(39f) Predicting Hydrogen-Deuterium Exchange Rates in Proteins Using Molecular Dynamics Simulations | AIChE

(39f) Predicting Hydrogen-Deuterium Exchange Rates in Proteins Using Molecular Dynamics Simulations


Vashisth, H. - Presenter, University of New Hampshire
Hydrogen-deuterium exchange (HDX) is a novel experimental method that uses exchange of hydrogen for deuterium as a probe for studying dynamics in proteins because certain hydrogen atoms in proteins, especially in highly flexible regions, are more prone to exchange by deuterium in solution than those in rigid structural motifs. Although HDX combined with mass spectrometry (HDX-MS) analysis can provide a resolution of deuterium incorporation at the level of peptide fragments, there is no direct route to obtaining residue-level exchange rates and hence their contribution to overall flexibility. Among many modeling approaches to predicting such residue-level exchange rates, molecular dynamics (MD) simulations are emerging as a highly useful tool.
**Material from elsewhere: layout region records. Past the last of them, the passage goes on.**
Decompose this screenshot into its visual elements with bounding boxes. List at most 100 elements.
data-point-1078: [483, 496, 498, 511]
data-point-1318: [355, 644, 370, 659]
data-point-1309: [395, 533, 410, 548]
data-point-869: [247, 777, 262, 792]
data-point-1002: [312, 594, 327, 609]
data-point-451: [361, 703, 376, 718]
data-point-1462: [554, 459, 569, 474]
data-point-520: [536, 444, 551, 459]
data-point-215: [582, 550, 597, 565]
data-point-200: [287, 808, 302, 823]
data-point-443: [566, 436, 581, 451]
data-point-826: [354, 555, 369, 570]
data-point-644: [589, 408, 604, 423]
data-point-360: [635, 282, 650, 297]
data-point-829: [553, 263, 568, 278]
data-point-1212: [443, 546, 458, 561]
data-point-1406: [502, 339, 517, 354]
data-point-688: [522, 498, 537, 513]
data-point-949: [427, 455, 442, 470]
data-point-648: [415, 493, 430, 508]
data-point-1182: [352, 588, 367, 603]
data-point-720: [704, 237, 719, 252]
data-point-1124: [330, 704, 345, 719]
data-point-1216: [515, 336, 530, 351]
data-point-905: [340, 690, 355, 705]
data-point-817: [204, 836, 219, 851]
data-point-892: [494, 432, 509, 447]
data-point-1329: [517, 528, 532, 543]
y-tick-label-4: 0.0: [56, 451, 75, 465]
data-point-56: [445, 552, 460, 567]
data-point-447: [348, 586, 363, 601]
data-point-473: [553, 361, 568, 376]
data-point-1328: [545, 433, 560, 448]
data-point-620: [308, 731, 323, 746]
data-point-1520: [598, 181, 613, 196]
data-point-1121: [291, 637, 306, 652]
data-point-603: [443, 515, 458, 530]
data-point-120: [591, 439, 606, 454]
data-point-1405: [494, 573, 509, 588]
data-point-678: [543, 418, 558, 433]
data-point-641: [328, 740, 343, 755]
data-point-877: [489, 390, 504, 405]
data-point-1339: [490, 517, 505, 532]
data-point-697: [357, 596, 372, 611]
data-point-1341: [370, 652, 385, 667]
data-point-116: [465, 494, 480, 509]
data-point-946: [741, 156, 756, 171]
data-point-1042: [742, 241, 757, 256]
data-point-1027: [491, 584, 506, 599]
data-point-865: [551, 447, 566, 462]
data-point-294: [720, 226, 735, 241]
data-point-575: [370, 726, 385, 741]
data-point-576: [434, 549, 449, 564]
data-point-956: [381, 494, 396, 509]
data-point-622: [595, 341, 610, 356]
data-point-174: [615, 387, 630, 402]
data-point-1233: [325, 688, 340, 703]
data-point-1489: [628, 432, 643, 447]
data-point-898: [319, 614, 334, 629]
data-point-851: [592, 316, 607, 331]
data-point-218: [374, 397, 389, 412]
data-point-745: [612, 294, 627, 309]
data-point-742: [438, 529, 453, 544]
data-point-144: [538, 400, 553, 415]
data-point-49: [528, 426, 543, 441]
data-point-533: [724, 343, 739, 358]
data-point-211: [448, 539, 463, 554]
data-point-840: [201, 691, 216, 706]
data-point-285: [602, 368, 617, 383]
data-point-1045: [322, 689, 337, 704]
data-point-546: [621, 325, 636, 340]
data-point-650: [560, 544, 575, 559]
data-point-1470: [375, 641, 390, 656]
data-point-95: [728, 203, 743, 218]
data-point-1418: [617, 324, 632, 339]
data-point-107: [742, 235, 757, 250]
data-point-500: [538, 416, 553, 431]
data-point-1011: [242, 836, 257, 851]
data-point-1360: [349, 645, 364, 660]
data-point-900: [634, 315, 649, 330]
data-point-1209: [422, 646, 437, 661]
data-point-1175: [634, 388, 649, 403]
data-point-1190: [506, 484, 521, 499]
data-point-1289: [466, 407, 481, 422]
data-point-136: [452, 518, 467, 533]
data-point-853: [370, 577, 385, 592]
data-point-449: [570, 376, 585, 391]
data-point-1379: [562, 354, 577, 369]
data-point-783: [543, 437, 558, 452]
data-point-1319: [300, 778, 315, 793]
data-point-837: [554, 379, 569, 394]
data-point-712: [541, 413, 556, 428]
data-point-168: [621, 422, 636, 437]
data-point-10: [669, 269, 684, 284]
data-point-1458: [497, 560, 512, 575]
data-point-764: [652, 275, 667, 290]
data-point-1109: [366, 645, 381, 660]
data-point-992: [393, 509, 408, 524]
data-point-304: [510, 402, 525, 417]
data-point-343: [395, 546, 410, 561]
However, a large number of studies in the literature have used significantly variable criteria (solvent-accessible surface area, number of water molecules near proteins, hydrogen-bonds in the vicinity of water molecules or polar atoms) for predicting exchange rates and no generally applicable criteria have been discovered yet. In this work, we present a comprehensive analysis on prediction of HDX rates in three closely-related signaling proteins by carrying out multiple microsecond-long classical MD simulations. Specifically, we discover novel correlations between known criteria and the protection factor of each amino-acid by optimizing parameters using experimentally measured rates. These methods reveal dramatically different patterns of flexibility in these proteins that cannot inferred by their sequences or structures alone and suggest new ways of targeting them using small molecules. Our results have wide implications for studies on dynamics of other proteins, especially when unique modes of flexibility can be exploited to gain control of protein function via direct or allosteric inhibition.